I should really say 2 weeks, 1 day out. Our first performance (a free preview for senior citizens) is Wednesday, April 27. That gives us two weeks and one day of potential rehearsals before we receive our first audience. And even that's not true. We have 13 rehearsals scheduled between today and our first audience. That's not a lot. It's especially not a lot since we had a week off thanks to spring break.

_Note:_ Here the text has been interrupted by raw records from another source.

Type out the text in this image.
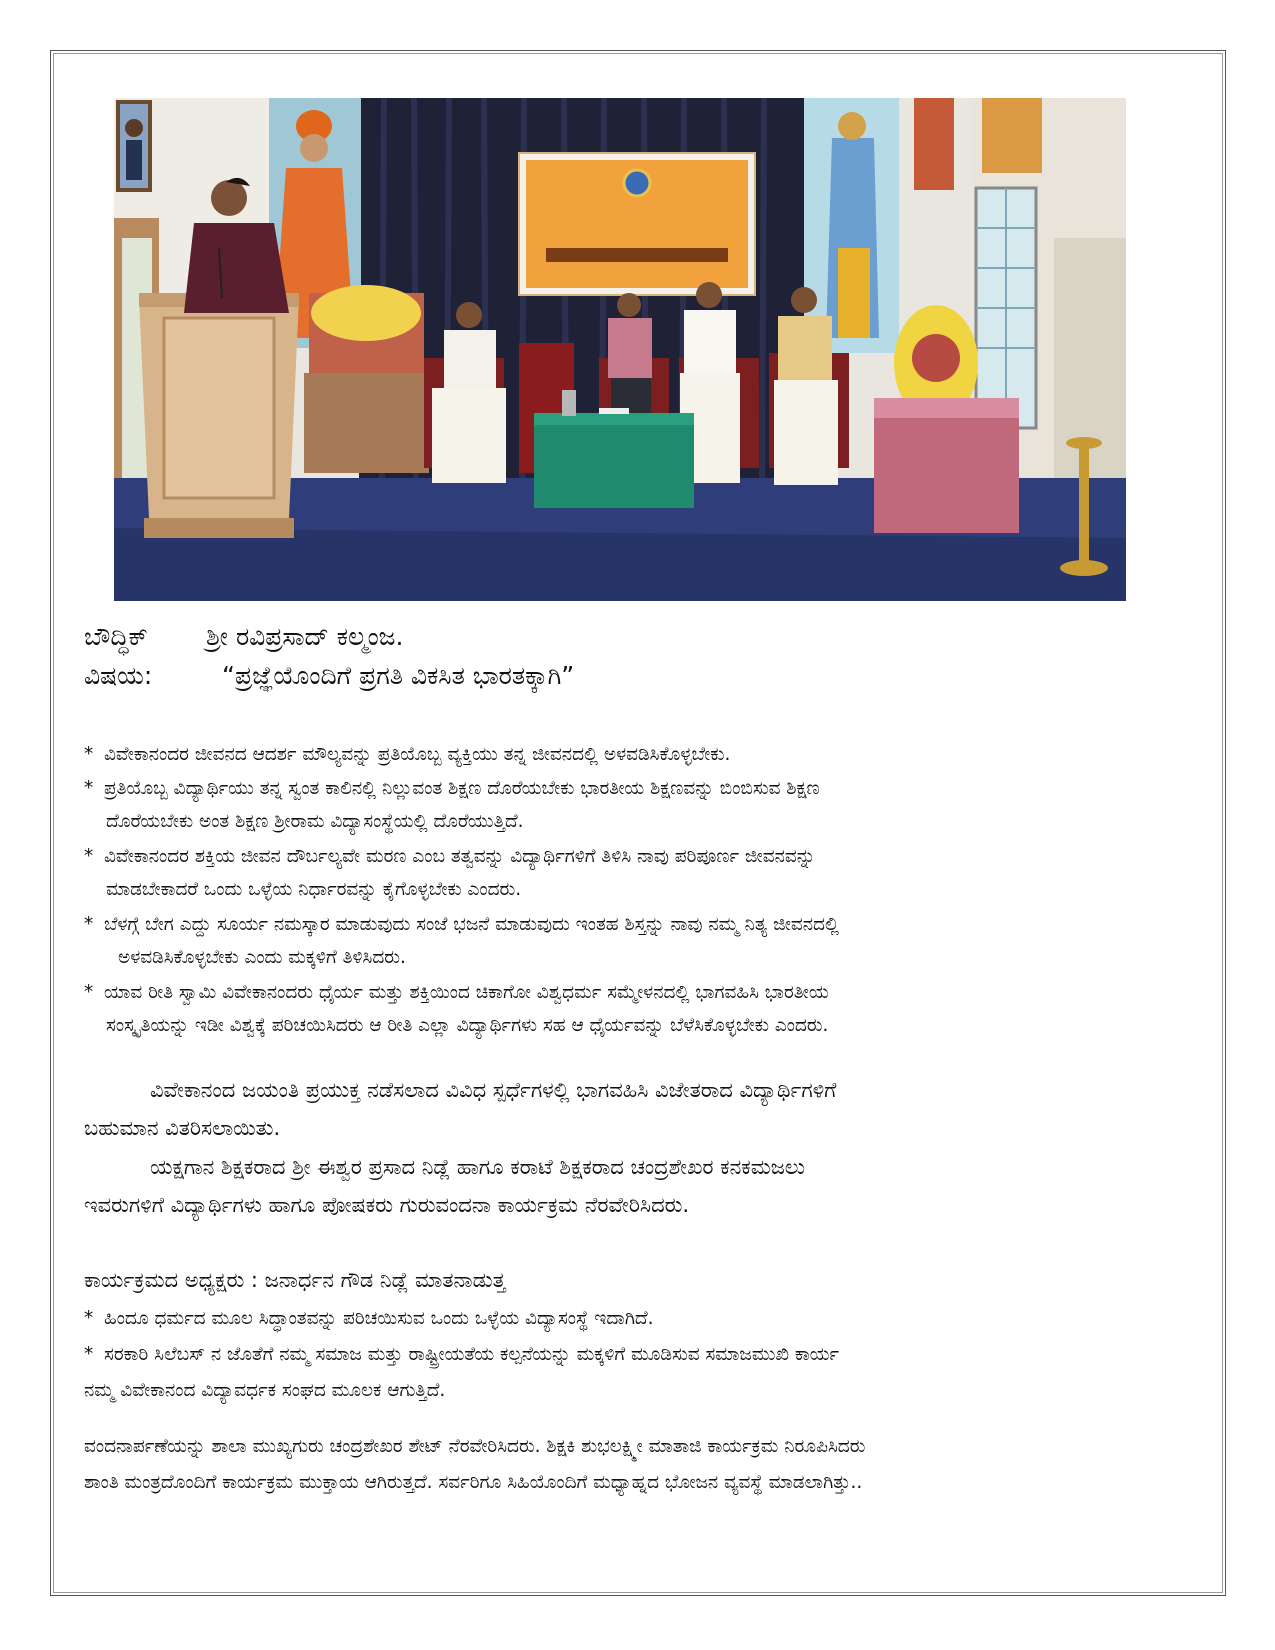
ಬೌದ್ಧಿಕ್ ಶ್ರೀ ರವಿಪ್ರಸಾದ್ ಕಲ್ಮಂಜ.
ವಿಷಯ:	“ಪ್ರಜ್ಞೆಯೊಂದಿಗೆ ಪ್ರಗತಿ ವಿಕಸಿತ ಭಾರತಕ್ಕಾಗಿ”
* ವಿವೇಕಾನಂದರ ಜೀವನದ ಆದರ್ಶ ಮೌಲ್ಯವನ್ನು ಪ್ರತಿಯೊಬ್ಬ ವ್ಯಕ್ತಿಯು ತನ್ನ ಜೀವನದಲ್ಲಿ ಅಳವಡಿಸಿಕೊಳ್ಳಬೇಕು.
* ಪ್ರತಿಯೊಬ್ಬ ವಿದ್ಯಾರ್ಥಿಯು ತನ್ನ ಸ್ವಂತ ಕಾಲಿನಲ್ಲಿ ನಿಲ್ಲುವಂತ ಶಿಕ್ಷಣ ದೊರೆಯಬೇಕು ಭಾರತೀಯ ಶಿಕ್ಷಣವನ್ನು ಬಿಂಬಿಸುವ ಶಿಕ್ಷಣ
ದೊರೆಯಬೇಕು ಅಂತ ಶಿಕ್ಷಣ ಶ್ರೀರಾಮ ವಿದ್ಯಾಸಂಸ್ಥೆಯಲ್ಲಿ ದೊರೆಯುತ್ತಿದೆ.
* ವಿವೇಕಾನಂದರ ಶಕ್ತಿಯ ಜೀವನ ದೌರ್ಬಲ್ಯವೇ ಮರಣ ಎಂಬ ತತ್ವವನ್ನು ವಿದ್ಯಾರ್ಥಿಗಳಿಗೆ ತಿಳಿಸಿ ನಾವು ಪರಿಪೂರ್ಣ ಜೀವನವನ್ನು
ಮಾಡಬೇಕಾದರೆ ಒಂದು ಒಳ್ಳೆಯ ನಿರ್ಧಾರವನ್ನು ಕೈಗೊಳ್ಳಬೇಕು ಎಂದರು.
* ಬೆಳಗ್ಗೆ ಬೇಗ ಎದ್ದು ಸೂರ್ಯ ನಮಸ್ಕಾರ ಮಾಡುವುದು ಸಂಜೆ ಭಜನೆ ಮಾಡುವುದು ಇಂತಹ ಶಿಸ್ತನ್ನು ನಾವು ನಮ್ಮ ನಿತ್ಯ ಜೀವನದಲ್ಲಿ
ಅಳವಡಿಸಿಕೊಳ್ಳಬೇಕು ಎಂದು ಮಕ್ಕಳಿಗೆ ತಿಳಿಸಿದರು.
* ಯಾವ ರೀತಿ ಸ್ವಾಮಿ ವಿವೇಕಾನಂದರು ಧೈರ್ಯ ಮತ್ತು ಶಕ್ತಿಯಿಂದ ಚಿಕಾಗೋ ವಿಶ್ವಧರ್ಮ ಸಮ್ಮೇಳನದಲ್ಲಿ ಭಾಗವಹಿಸಿ ಭಾರತೀಯ
ಸಂಸ್ಕೃತಿಯನ್ನು ಇಡೀ ವಿಶ್ವಕ್ಕೆ ಪರಿಚಯಿಸಿದರು ಆ ರೀತಿ ಎಲ್ಲಾ ವಿದ್ಯಾರ್ಥಿಗಳು ಸಹ ಆ ಧೈರ್ಯವನ್ನು ಬೆಳೆಸಿಕೊಳ್ಳಬೇಕು ಎಂದರು.
ವಿವೇಕಾನಂದ ಜಯಂತಿ ಪ್ರಯುಕ್ತ ನಡೆಸಲಾದ ವಿವಿಧ ಸ್ಪರ್ಧೆಗಳಲ್ಲಿ ಭಾಗವಹಿಸಿ ವಿಜೇತರಾದ ವಿದ್ಯಾರ್ಥಿಗಳಿಗೆ
ಬಹುಮಾನ ವಿತರಿಸಲಾಯಿತು.
ಯಕ್ಷಗಾನ ಶಿಕ್ಷಕರಾದ ಶ್ರೀ ಈಶ್ವರ ಪ್ರಸಾದ ನಿಡ್ಲೆ ಹಾಗೂ ಕರಾಟೆ ಶಿಕ್ಷಕರಾದ ಚಂದ್ರಶೇಖರ ಕನಕಮಜಲು
ಇವರುಗಳಿಗೆ ವಿದ್ಯಾರ್ಥಿಗಳು ಹಾಗೂ ಪೋಷಕರು ಗುರುವಂದನಾ ಕಾರ್ಯಕ್ರಮ ನೆರವೇರಿಸಿದರು.
ಕಾರ್ಯಕ್ರಮದ ಅಧ್ಯಕ್ಷರು : ಜನಾರ್ಧನ ಗೌಡ ನಿಡ್ಲೆ ಮಾತನಾಡುತ್ತ
* ಹಿಂದೂ ಧರ್ಮದ ಮೂಲ ಸಿದ್ಧಾಂತವನ್ನು ಪರಿಚಯಿಸುವ ಒಂದು ಒಳ್ಳೆಯ ವಿದ್ಯಾಸಂಸ್ಥೆ ಇದಾಗಿದೆ.
* ಸರಕಾರಿ ಸಿಲೆಬಸ್ ನ ಜೊತೆಗೆ ನಮ್ಮ ಸಮಾಜ ಮತ್ತು ರಾಷ್ಟ್ರೀಯತೆಯ ಕಲ್ಪನೆಯನ್ನು ಮಕ್ಕಳಿಗೆ ಮೂಡಿಸುವ ಸಮಾಜಮುಖಿ ಕಾರ್ಯ
ನಮ್ಮ ವಿವೇಕಾನಂದ ವಿದ್ಯಾವರ್ಧಕ ಸಂಘದ ಮೂಲಕ ಆಗುತ್ತಿದೆ.
ವಂದನಾರ್ಪಣೆಯನ್ನು ಶಾಲಾ ಮುಖ್ಯಗುರು ಚಂದ್ರಶೇಖರ ಶೇಟ್ ನೆರವೇರಿಸಿದರು. ಶಿಕ್ಷಕಿ ಶುಭಲಕ್ಷ್ಮೀ ಮಾತಾಜಿ ಕಾರ್ಯಕ್ರಮ ನಿರೂಪಿಸಿದರು
ಶಾಂತಿ ಮಂತ್ರದೊಂದಿಗೆ ಕಾರ್ಯಕ್ರಮ ಮುಕ್ತಾಯ ಆಗಿರುತ್ತದೆ. ಸರ್ವರಿಗೂ ಸಿಹಿಯೊಂದಿಗೆ ಮಧ್ಯಾಹ್ನದ ಭೋಜನ ವ್ಯವಸ್ಥೆ ಮಾಡಲಾಗಿತ್ತು..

If you don't know, I work year round as a music director/jack of all design trades for various educational and summer theater programs. Right now, I'm in the end stages of a high school production of Once Upon a Mattress. Despite a member of the creative team actively working against the production (the orchestra director hates the score, the cast, the vocal music director (me), the transpositions (three girls are taking on roles typically written for men, and I spent over 50 hours transposing and rearranging their songs so they didn't just sing in unintelligible soprano range for 2.5 hours), and the orchestration), the process has gone very well. It's just tough when one part of the core creative team is so negative about the show.
We have your typical high school problems. When I last saw the theater, the set wasn't complete. No one has a finished costume yet. I can't work on the lights until the set is reinforced and the bottom support boards are actually cut free in entryways. Mics are part of a distant future. Who knows when the orchestra director will actually bring the student orchestra in? Props are going to be teched in for the first time today, and not all of them.
There are a lot of things I'm responsible for at this point and I'm glad to do them all. I love working with young people in theater and turning them onto my life's passion.
Here's a list of things I'm actively doing over the next three weeks to make sure the show goes off without a hitch:
- Reteaching harmonies (because even professionals wouldn't retain every note of 4-6 part harmony after a 9 day break without rehearsal)
- Reworking phrasing for the stage
- Balancing vocals with pit
- Setting tempos
- Balancing mics over 30 person cast with full pit
- Rehanging/rewiring a ton of traditional lighting fixtures above the stage (the set is a huge unit castle and it blocks off half the lights I typically use)
- Focusing lights above the stage and in the house/catwalk (there's a lot of coverage done from the audience, the blessing and the curse of a huge proscenium stage)
- Designing sound effects
- Finishing hand props
- Teaching students to program light board (or, barring that, doing the lighting design by myself if they just don't show up)
- Setting up lobby display
- Finishing headshots
- Setting up student run concessions
There are more things, I'm sure. This is just the stuff I know I'm doing right now. More is always added on.
I figure, if I can't get my usual entertainment/media criticism writing done, I can chronicle how tech works at a high school.
Rehearsal starts in five and a half hours. I have to warm up (voice and hands), review all the act one harmonies (so I know where there are mistakes/balance issues), and show up early to see if I can get the genie lift onto the stage to move lights.